Abstract
Objective: To evaluate the outcome of treatment for adolescent disc disease (ADD) in individuals regularly involved in high class sport compared to relatively more sedentary adolescents.
Design: Retrospective observational study.
Setting: Private Spinal Orthopaedic Practice.
Patients: 52 individuals with confirmed ADD. 25 competing at county or national level in various sports (Group A). 27 moderately active individuals (Group B), but not elite sports players.
Interventions: History and clinical examination followed by radiological investigations were performed. Both groups were treated with oral medication including simple analgesia, muscle relaxants and NSAIDs as well as physiotherapy. Those with persistent pain were referred for pain management. Surgery was considered for refractory cases.
Main outcome measurements: The clinical and radiological evidence of disease progression, need for minimally invasive and invasive treatments as well as return to previous level of sport.
Results: 11 patients (44%) in group A had a non-invasive programme of treatment based on intensive physiotherapy. 11 (44%) needed minimally-invasive treatments in addition to physiotherapy.
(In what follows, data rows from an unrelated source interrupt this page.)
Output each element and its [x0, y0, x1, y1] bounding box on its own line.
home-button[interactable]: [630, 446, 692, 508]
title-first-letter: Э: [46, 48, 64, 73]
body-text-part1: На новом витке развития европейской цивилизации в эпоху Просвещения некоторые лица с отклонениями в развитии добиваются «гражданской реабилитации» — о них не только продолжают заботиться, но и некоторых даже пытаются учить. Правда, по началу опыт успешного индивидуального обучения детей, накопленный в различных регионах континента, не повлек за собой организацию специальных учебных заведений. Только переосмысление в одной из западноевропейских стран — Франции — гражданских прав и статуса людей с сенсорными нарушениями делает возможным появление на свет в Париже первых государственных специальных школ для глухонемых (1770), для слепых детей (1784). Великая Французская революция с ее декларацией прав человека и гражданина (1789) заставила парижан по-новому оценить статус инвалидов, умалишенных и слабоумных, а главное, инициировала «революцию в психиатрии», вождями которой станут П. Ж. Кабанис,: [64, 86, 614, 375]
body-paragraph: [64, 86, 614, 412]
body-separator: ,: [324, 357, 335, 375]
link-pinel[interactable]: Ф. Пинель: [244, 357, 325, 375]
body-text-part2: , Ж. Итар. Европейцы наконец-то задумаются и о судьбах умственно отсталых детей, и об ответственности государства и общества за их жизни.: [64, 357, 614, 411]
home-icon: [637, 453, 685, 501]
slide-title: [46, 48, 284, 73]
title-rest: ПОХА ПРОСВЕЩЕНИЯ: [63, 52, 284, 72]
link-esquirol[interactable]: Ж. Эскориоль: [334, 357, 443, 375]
Three patients (12%) required surgery. One patient had to give up elite sport because of recurrent pain on significant exercise, but the others resumed their previous level of activity.
Nine patients (33%) in Group B were treated by physiotherapy alone while 13 (48%) had minimally-invasive treatment in addition to physiotherapy. Five patients (18.5%) required surgery. Two patients required revision surgery. All patients returned to their normal level of sporting activity.
Conclusion: Adolescents who play sport at a high level should not be discouraged by a diagnosis of ADD, as the outcomes of treatment are at least no worse than in their less active counterparts.